Page 14 of Beautifully Devoted

“Will you try it?” Jagger asks.

“Try what?”

“Hooking up with a guy.”

My hands still. “Depends on the guy, I guess.”

“And you’ve never found a guy you wanted to try hooking up with?”

Again, the truth about that might be too much, but there’s another explanation I can give him that’s just as true as the fact I can’t picture myself ever getting serious about a guy. “I’m pickier about guys than girls.”

“How so?”

My fingers resume toying with Jagger’s hair since the absentminded motion helps me think. “I like brown hair regardless, but I don’t really care what size women are. Tall, short, skinny, curvy, I like all of it. With men, I’d want someone close to my size. The appeal of being with a guy, for me, is that you don’t have to be gentle, so I wouldn’t want someone drastically smaller or weaker than I am.”

“You just described most of our teammates.”

“Yeah,” I chuckle softly. “I guess athletes are my type, but I’m not gonna randomly hook up with the guys I play with just to say I’ve been with a man. Besides, I’m not sure any of them are gay or bi.”

“What about that guy Aiden, Liam’s friends with? The one in Bennet’s fraternity. He’s cute, right? And kinda tall.”

Aiden is cute and tall, with light hair and warm, dark eyes. I’ve never really felt a pull toward him, although I wasn’t searching for one either. I guess maybe I could open my mind to that possibility, and if Jagger’s encouraging me to do it, it wouldn’t be a betrayal of our friendship.

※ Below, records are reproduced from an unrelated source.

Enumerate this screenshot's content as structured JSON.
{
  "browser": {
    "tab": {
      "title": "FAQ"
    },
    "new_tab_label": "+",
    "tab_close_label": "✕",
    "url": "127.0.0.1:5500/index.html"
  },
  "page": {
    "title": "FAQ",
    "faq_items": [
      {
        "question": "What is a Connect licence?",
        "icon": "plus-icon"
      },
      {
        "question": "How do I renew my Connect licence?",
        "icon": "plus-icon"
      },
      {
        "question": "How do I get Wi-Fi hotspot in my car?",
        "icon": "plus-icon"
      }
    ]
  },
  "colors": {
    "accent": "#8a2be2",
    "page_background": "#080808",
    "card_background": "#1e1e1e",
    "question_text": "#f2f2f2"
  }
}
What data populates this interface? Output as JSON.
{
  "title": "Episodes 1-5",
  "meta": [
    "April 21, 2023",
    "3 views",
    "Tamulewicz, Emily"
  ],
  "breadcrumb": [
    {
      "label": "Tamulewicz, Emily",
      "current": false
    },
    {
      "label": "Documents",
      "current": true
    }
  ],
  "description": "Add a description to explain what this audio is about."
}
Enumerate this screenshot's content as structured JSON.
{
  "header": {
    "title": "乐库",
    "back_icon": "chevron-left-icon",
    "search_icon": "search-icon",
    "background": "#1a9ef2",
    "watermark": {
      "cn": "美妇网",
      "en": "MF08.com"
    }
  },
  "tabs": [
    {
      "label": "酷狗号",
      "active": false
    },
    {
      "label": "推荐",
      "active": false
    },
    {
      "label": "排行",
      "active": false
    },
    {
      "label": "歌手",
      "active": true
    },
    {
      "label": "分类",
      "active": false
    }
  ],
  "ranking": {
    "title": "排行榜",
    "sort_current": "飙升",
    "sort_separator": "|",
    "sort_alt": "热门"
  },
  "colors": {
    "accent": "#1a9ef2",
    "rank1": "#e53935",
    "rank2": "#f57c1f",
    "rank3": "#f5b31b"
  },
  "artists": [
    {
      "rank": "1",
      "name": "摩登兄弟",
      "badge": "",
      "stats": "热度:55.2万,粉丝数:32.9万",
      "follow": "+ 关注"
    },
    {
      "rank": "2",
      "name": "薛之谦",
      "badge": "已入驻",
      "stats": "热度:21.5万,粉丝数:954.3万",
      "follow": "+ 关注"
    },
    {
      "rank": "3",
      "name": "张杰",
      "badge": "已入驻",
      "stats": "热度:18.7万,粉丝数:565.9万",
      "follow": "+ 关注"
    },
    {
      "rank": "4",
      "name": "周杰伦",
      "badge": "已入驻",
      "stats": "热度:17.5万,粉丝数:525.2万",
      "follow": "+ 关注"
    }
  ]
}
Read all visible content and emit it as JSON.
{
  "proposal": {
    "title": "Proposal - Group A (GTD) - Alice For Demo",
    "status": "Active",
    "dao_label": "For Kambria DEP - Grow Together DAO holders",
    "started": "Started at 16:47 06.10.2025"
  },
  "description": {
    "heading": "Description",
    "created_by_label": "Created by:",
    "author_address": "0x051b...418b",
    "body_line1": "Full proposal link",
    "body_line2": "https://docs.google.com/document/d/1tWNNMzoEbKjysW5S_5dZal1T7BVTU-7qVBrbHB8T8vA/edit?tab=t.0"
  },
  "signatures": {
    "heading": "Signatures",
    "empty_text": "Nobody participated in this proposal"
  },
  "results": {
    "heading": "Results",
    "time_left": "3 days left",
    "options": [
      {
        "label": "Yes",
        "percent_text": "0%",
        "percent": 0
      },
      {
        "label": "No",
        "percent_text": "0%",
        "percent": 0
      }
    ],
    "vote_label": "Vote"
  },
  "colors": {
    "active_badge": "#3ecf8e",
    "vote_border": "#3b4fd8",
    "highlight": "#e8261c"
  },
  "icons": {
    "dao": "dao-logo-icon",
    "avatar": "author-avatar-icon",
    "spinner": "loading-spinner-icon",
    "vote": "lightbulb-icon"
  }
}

“Yeah, maybe,” I muse since I’m not ready to commit to that idea. “And you? Did you get to the bottom of your prostate orgasm rabbit hole?”

“I’m not sure yet,” he says softly, wriggling a little closer to signal he’s done talking. This time, as Jagger falls silent, his steady breathing tells me he’s asleep, and I’m not far behind.

Jagger

Sunlight is streaming through the rickety blinds on the window by the time I finally open my eyes, though I can’t say I’m surprised I slept in. For as long as I can remember, I’ve slept better next to Cameron than I have on my own. I think that’s because he’s fiercely protective of me, even in his sleep, and my subconscious knows it.

I don’t allow myself to indulge in these sleepovers too often, though. I’m in my twenties now, which means one of these days I’ll have to give them up completely and fight my demons on my own, so I try to limit them to the days when I’m in dire need. The anniversary of my dad’s disappearance is one of those times.

Though Cam is already up—probably making us protein shakes—his sandalwood scent still lingers on the pillow, and I bury my face in it, inhaling the leather and wood undertones that remind me of home.

Okay, technically they remind me of his home since his dad is the one who got him hooked on the soap, but I basically grew up there, so I count it as mine too.

Like Cameron, his dad is a stable, reliable presence in my life, so I’m pretty sure that’s why their smell triggers such intense feelings of safety and security. Oddly enough, the smell alone doesn’t do anything for me in my room. I tested that theory by lighting a sandalwood candle the first night we spent in this house, just to see if that might help me sleep through the night, making it possible to spend a solid eight hours in my bed when this anniversary hit.

It didn’t work.

Of course, that might’ve been because I kept dreaming about leaving the candle lit and burning the house down, and jolting awake to make sure I wasn’t in the middle of a five-alarm fire.

After that, I figured sleeping with Cam was the safest solution, so I didn’t even try to fight the desire to come in here after I’d sampled enough gay porn to know that the participants are either brilliant actors, or this prostate thing is worth investigating further.

I still have no idea how to accomplish that.

Speaking of… My best friend is bi and he’s never hooked up with a man. I’m still a little salty about the fact I wasn’t made aware of his interest in dicks until yesterday, but since I know he genuinely believes that it was more of an, it didn’t come up thing—no pun intended—than an, I have a secret thing, I’ll overlook it.

Just like I hope he’ll overlook the fact I almost touched his junk.

Seriously, what was I thinking?

I’ve seen and felt his cock before, dozens of times, since we share locker rooms, dorm rooms, and wrestle like no one’s business. I’ve never deliberately touched it though, and I’m still not even sure why that crossed my mind.

I flop onto my back and close my eyes, which only makes it easier to picture his face.

Brown eyes open wide... Blonde brows hidden beneath his hair and his mouth slightly parted... He was stunned, that’s for sure, which is understandable since there’s an internet full of dicks I could’ve checked out, yet I asked to see his. I even considered taking him up on the challenge to make it hard.